When I start a new ASP.NET project in Visual Studio, I can create an ASP.NET Web Application or I can create an ASP.NET Web Site.
What is the difference between ASP.NET Web Application and ASP.NET Web Site? Why would I choose one over other?
Is the answer different based on which version of Visual Studio I am using?
Web Application is a special Visual Studio project. The main difference with Web Sites is that when you build the project all the code files are compiled into a single assembly, which is placed in the bin directory. You don't deploy code files to the web server.
A website provides visual and text content that the user can see and read, but not affect in any way. In the case of a web application, the user can not only read the page content but also manipulate the data on this page.
The simple answers are as follows: New Web Site - creates code behind pages that are compiled at the server when page is requested. New Web Project - creates pre-compiled pages into one or more assemblies (entire site even), and deployed on server.
A web application can be accessed from any system through the internet. You need an Internet Information Services (IIS) server to run the web application. Windows application can directly be executed on a Windows operating system. Windows applications can only be run on a windows platform.
The Web Site project is compiled on the fly. You end up with a lot more DLL files, which can be a pain. It also gives problems when you have pages or controls in one directory that need to reference pages and controls in another directory since the other directory may not be compiled into the code yet. Another problem can be in publishing.
If Visual Studio isn't told to re-use the same names constantly, it will come up with new names for the DLL files generated by pages all the time. That can lead to having several close copies of DLL files containing the same class name, which will generate plenty of errors. The Web Site project was introduced with Visual Studio 2005, but it has turned out not to be popular.
The Web Application Project was created as an add-in and now exists as part of SP 1 for Visual Studio 2005. The main differences are the Web Application Project was designed to work similarly to the Web projects that shipped with Visual Studio 2003. It will compile the application into a single DLL file at build time. To update the project, it must be recompiled and the DLL file published for changes to occur.

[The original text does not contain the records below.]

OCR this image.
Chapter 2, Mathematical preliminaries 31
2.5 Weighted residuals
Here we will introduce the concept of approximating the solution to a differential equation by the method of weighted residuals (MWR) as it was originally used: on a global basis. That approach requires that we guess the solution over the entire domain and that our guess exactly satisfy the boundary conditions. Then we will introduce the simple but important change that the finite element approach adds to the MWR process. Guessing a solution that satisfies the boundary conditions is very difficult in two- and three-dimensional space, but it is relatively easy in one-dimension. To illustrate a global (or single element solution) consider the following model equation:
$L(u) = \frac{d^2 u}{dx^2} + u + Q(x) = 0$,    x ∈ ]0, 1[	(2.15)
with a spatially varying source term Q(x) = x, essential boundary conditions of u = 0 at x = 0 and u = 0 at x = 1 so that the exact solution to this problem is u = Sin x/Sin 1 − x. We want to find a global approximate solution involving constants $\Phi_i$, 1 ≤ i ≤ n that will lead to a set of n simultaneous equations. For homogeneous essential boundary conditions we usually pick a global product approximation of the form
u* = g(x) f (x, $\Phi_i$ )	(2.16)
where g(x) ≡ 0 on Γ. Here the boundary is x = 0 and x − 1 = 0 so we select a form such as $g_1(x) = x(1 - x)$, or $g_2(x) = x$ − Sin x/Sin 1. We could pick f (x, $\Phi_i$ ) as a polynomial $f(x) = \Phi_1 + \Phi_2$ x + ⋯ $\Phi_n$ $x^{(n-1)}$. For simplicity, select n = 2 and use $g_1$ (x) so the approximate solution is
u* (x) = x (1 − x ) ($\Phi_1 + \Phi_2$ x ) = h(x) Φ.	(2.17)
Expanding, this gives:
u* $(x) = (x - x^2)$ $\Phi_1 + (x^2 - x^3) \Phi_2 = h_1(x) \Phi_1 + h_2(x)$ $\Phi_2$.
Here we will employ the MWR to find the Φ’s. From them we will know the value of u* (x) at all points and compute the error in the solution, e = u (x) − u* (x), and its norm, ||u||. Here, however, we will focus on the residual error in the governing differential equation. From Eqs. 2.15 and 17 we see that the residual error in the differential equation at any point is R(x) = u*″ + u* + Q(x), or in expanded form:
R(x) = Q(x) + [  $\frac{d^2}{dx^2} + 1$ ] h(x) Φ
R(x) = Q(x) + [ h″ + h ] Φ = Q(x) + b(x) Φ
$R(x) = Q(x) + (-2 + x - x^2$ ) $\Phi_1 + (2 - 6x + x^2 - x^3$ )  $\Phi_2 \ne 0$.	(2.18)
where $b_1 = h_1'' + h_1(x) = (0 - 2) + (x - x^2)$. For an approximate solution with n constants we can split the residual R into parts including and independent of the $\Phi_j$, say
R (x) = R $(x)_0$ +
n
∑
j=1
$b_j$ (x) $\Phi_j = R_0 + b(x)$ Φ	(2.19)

Another nice feature of the Web Application project is it's much easier to exclude files from the project view. In the Web Site project, each file that you exclude is renamed with an excluded keyword in the filename. In the Web Application Project, the project just keeps track of which files to include/exclude from the project view without renaming them, making things much tidier.
Reference
The article ASP.NET 2.0 - Web Site vs Web Application project also gives reasons on why to use one and not the other. Here is an excerpt of it:
- You need to migrate large Visual Studio .NET 2003 applications to VS 2005? use the Web Application project.
- You want to open and edit any directory as a Web project without creating a project file? use Web Site project.
- You need to add pre-build and post-build steps during compilation? use Web Application project.
- You need to build a Web application using multiple Web projects? use the Web Application project.
- You want to generate one assembly for each page? use the Web Site project.
- You prefer dynamic compilation and working on pages without building entire site on each page view? use Web Site project.
- You prefer single-page code model to code-behind model? use Web Site project.
Web Application Projects versus Web Site Projects (MSDN) explains the differences between the web site and web application projects. Also, it discusses the configuration to be made in Visual Studio.